Victims of state-run healthcare systems all over the world are at the mercy of the state. They are a burden to the system, siphoning up the finite resources that were allocated. Those who require more care are a greater burden, and thus the state has even less of an incentive to care for them. The scary reality is that if one patient drained enough of the state’s resources, letting the patient die would benefit the state. We should not encourage this dangerous dynamic.
Instead, patients in a market based healthcare system are customers, and are therefore an asset to the healthcare provider. The resources, being primarily provided by the recipient of the care, are less finite, and the healthcare providers rely on the patients as much as the patients rely on the providers. Conversely, the state-run system has turned its back on its own patients—many of whom have fled to America to seek better care. Healthcare is a time sensitive service, wait lists and rationing aren’t acceptable practices when someone’s life is hanging in the balance.
It can be tempting to relinquish power to politicians who claim to have all the answers to the imperfections of the healthcare system. It’s easy to give the government more power, but it’s much more difficult to take that power back once it has been sacrificed. That said, once the state snatches control of the nation’s healthcare system, they will not let go, even when it inevitably ends in catastrophic failure.
A one-size-fits-all system will not solve our national healthcare problems. Health is too complex. Republicans are embracing the challenge of creating a sustainable healthcare system that will last for centuries. America’s health solution will come from individual states—not out-of-touch politicians in Washington.
We can provide quality healthcare to our nation's citizens while taking power out of the hands of the government and put it back in the hands of the patients. We will still be able to protect patients with pre-existing conditions without protecting the failures of Obamacare and other government mandated health care policies.
We simply cannot afford to move toward more government control when it comes to our healthcare choices. A plan for socialized medicine backed by politicians such as Bernie Sanders and Tammy Baldwin would cost taxpayers $32.6 trillion in the first ten years alone. A study found that funding the plan could not be covered even if federal income taxes doubled.

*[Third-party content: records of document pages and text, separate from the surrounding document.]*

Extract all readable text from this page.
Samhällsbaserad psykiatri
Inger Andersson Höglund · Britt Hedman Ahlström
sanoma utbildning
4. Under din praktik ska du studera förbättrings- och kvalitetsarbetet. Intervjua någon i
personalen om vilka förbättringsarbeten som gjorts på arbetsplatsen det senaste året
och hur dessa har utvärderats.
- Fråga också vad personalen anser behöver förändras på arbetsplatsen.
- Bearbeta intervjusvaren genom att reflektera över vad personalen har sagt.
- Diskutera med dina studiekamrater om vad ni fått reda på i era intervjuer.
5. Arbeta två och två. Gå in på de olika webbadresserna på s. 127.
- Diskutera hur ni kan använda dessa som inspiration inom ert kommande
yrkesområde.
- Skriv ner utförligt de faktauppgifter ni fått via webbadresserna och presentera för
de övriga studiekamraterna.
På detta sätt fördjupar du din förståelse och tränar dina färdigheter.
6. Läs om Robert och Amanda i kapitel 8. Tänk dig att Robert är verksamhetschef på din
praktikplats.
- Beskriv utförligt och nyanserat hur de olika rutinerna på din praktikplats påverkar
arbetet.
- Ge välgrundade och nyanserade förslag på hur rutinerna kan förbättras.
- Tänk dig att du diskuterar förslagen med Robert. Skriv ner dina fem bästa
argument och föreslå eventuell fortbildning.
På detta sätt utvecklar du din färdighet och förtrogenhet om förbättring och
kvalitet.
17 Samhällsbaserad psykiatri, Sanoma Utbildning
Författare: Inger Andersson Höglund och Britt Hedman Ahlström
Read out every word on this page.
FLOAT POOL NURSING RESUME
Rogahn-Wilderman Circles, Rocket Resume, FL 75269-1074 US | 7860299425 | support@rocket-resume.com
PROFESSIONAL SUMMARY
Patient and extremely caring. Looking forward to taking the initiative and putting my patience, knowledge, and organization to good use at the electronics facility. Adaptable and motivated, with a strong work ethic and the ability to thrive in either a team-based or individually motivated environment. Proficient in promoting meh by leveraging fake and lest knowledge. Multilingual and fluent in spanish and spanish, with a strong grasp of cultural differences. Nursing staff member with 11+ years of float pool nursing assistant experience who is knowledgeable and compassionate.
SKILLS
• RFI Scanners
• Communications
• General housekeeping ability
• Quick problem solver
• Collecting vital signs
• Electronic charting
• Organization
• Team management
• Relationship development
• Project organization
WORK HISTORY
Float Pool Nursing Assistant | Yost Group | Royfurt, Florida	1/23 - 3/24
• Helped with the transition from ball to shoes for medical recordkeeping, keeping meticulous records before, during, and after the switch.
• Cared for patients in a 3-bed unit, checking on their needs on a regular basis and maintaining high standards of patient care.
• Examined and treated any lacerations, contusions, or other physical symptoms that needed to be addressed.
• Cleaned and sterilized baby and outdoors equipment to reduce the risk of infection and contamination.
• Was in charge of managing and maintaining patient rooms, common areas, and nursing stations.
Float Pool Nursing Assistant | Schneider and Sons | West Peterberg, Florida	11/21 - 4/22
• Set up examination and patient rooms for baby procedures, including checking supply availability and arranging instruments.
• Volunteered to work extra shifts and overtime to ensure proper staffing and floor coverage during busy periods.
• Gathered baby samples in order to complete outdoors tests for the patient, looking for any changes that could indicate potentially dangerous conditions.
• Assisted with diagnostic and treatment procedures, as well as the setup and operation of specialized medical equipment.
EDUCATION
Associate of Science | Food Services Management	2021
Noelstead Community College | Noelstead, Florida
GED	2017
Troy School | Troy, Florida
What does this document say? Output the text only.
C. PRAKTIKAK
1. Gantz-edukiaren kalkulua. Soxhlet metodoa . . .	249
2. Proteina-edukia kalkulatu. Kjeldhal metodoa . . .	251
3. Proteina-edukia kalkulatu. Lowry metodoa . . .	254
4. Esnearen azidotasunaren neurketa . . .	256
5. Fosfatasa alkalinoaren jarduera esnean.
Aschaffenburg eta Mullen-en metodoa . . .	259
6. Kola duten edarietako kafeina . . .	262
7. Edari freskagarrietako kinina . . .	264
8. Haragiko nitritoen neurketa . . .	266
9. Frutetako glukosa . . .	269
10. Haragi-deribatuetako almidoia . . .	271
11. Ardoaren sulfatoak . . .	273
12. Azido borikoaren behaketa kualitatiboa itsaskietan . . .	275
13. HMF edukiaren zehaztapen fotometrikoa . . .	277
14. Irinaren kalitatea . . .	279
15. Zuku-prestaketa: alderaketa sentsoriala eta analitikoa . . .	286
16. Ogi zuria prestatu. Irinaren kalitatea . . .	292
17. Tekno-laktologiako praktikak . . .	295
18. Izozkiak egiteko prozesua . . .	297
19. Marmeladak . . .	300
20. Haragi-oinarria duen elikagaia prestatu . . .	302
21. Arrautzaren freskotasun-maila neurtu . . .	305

The Trump Administration has already improved our healthcare system by reforming the Veterans Affairs (VA) Medical Center. Republicans repealed the Obamacare mandate that forced consumers to purchase healthcare plans that they didn’t necessarily need and couldn’t afford. We should support President Trump and Republicans across our nation in creating a sustainable, new system which puts the patient first, not the government.
A version of this article was also published in The Badger Herald.